- Active: November 2018 – present
- Country: Belarus
- Branch: Armed Forces of Belarus
- Type: Cyber force
- Role: Software development, information security, Internet security, cyberwarfare
- Size: 60 personnel
- Part of: Military Academy of the Republic of Belarus

= Information Technology Company (Belarus) =

The Information Technology Company (Belarusian: Рота інфармацыйных тэхналогій), also known simply as the IT Company, is a unit of the Armed Forces of Belarus under the control of the Military Academy of Belarus whose duties include developing software for the needs of the army and ensuring information and network security.

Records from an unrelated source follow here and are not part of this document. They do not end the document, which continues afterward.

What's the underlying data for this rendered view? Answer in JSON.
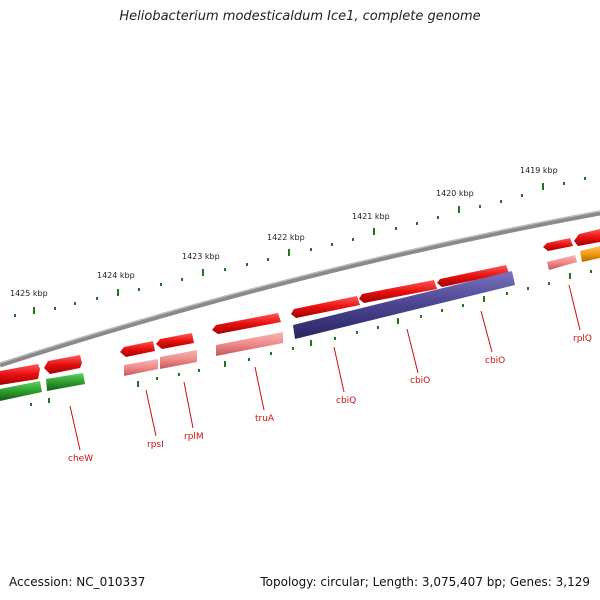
{
  "title": "Heliobacterium modesticaldum Ice1, complete genome",
  "footer": {
    "accession": "Accession: NC_010337",
    "summary": "Topology: circular; Length: 3,075,407 bp; Genes: 3,129"
  },
  "scale_labels": [
    "1425 kbp",
    "1424 kbp",
    "1423 kbp",
    "1422 kbp",
    "1421 kbp",
    "1420 kbp",
    "1419 kbp"
  ],
  "gene_labels": [
    "cheW",
    "rpsI",
    "rplM",
    "truA",
    "cbiQ",
    "cbiO",
    "cbiO",
    "rplQ"
  ],
  "colors": {
    "backbone": "#7a7a7a",
    "forward_cds": "#e81010",
    "reverse_cds": "#f08a8a",
    "green_track": "#2e9e2e",
    "purple_track": "#4a4490",
    "orange_track": "#f59a10",
    "tick": "#1a7a1a",
    "label_text": "#cc1111"
  }
}
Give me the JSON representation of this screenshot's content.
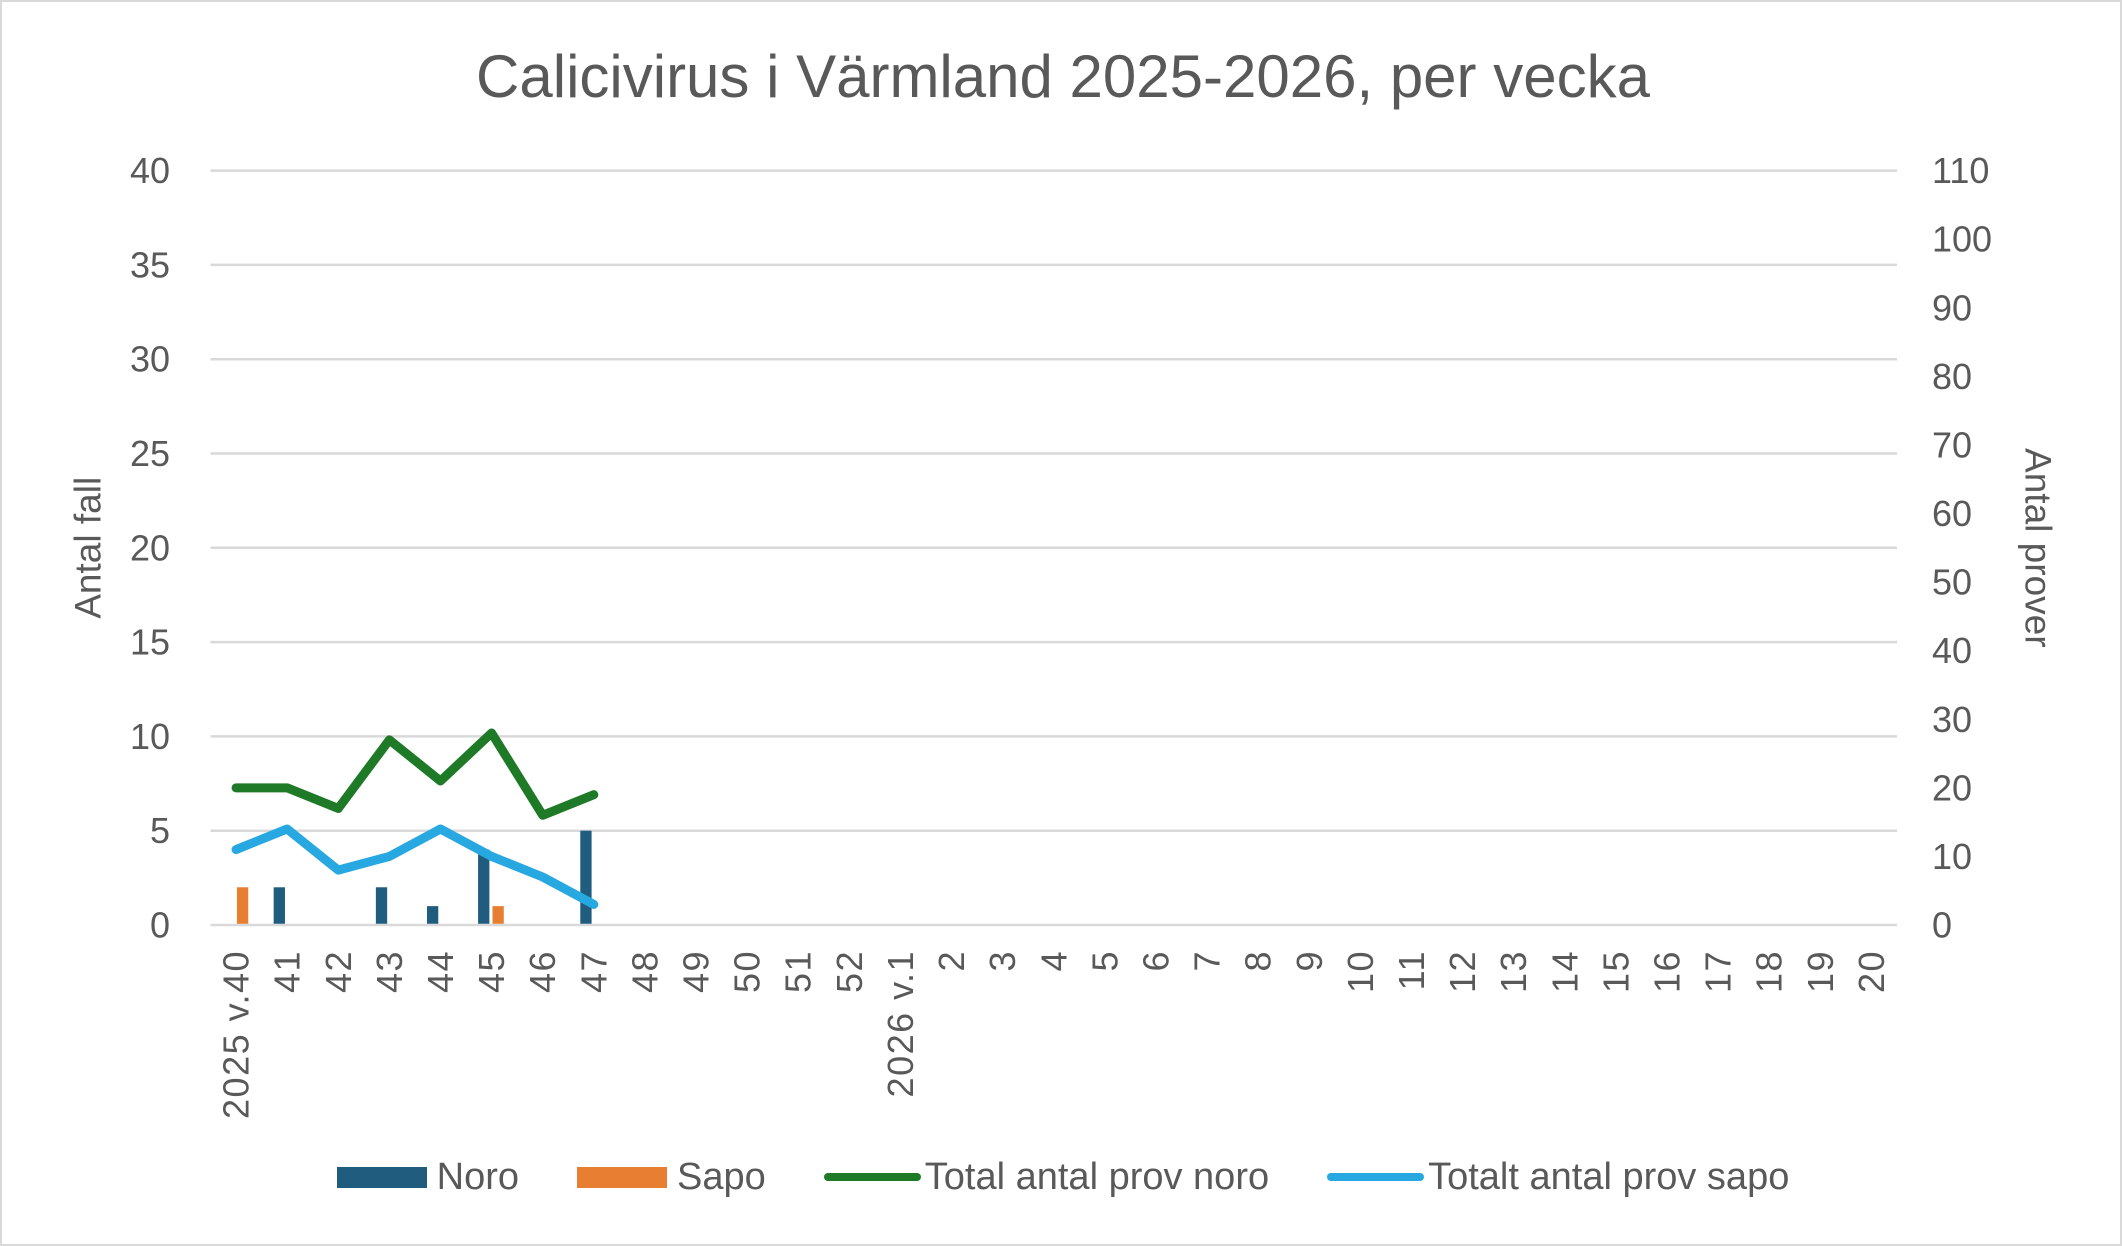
{
  "title": "Calicivirus i Värmland 2025-2026, per vecka",
  "chart_data": {
    "type": "bar+line",
    "title": "Calicivirus i Värmland 2025-2026, per vecka",
    "categories": [
      "2025 v.40",
      "41",
      "42",
      "43",
      "44",
      "45",
      "46",
      "47",
      "48",
      "49",
      "50",
      "51",
      "52",
      "2026 v.1",
      "2",
      "3",
      "4",
      "5",
      "6",
      "7",
      "8",
      "9",
      "10",
      "11",
      "12",
      "13",
      "14",
      "15",
      "16",
      "17",
      "18",
      "19",
      "20"
    ],
    "series": [
      {
        "name": "Noro",
        "type": "bar",
        "axis": "left",
        "color": "#1f5c7d",
        "values": [
          0,
          2,
          0,
          2,
          1,
          4,
          0,
          5,
          0,
          0,
          0,
          0,
          0,
          0,
          0,
          0,
          0,
          0,
          0,
          0,
          0,
          0,
          0,
          0,
          0,
          0,
          0,
          0,
          0,
          0,
          0,
          0,
          0
        ]
      },
      {
        "name": "Sapo",
        "type": "bar",
        "axis": "left",
        "color": "#e87e31",
        "values": [
          2,
          0,
          0,
          0,
          0,
          1,
          0,
          0,
          0,
          0,
          0,
          0,
          0,
          0,
          0,
          0,
          0,
          0,
          0,
          0,
          0,
          0,
          0,
          0,
          0,
          0,
          0,
          0,
          0,
          0,
          0,
          0,
          0
        ]
      },
      {
        "name": "Total antal prov noro",
        "type": "line",
        "axis": "right",
        "color": "#1f7a28",
        "values": [
          20,
          20,
          17,
          27,
          21,
          28,
          16,
          19,
          null,
          null,
          null,
          null,
          null,
          null,
          null,
          null,
          null,
          null,
          null,
          null,
          null,
          null,
          null,
          null,
          null,
          null,
          null,
          null,
          null,
          null,
          null,
          null,
          null
        ]
      },
      {
        "name": "Totalt antal prov sapo",
        "type": "line",
        "axis": "right",
        "color": "#28a8e0",
        "values": [
          11,
          14,
          8,
          10,
          14,
          10,
          7,
          3,
          null,
          null,
          null,
          null,
          null,
          null,
          null,
          null,
          null,
          null,
          null,
          null,
          null,
          null,
          null,
          null,
          null,
          null,
          null,
          null,
          null,
          null,
          null,
          null,
          null
        ]
      }
    ],
    "left_axis": {
      "title": "Antal fall",
      "min": 0,
      "max": 40,
      "step": 5
    },
    "right_axis": {
      "title": "Antal prover",
      "min": 0,
      "max": 110,
      "step": 10
    },
    "gridlines": true,
    "legend_position": "bottom"
  },
  "colors": {
    "grid": "#d9d9d9",
    "text": "#595959",
    "background": "#ffffff",
    "border": "#d9d9d9"
  }
}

== History and structure ==
On February 25, 2018, Belarusian defense minister General Andrei Ravkov announced that a specialized company would be established in the country to deal with information security issues. In July, the Ministry of Defense announced that it planned to staff it by the end of 2018. The unit became operational in November with around 40 conscripts. About 20 more servicemen arrived in the spring. On December 26, a separate computer classroom. The company is staffed by three platoons of 20 men each.

== Service ==
Selection is competitive. The main requirement is a higher technical education in the field of Information technology. Many former and current military personnel worked in the Belarus High Technologies Park. Candidates must pass an entrance test and receive approval from the Military Academy's Applied Programming Department. Military personnel spend most of their time working on projects, but they also undergo training, which involves both acquiring a professional qualification and acquiring specialized knowledge in the IT industry.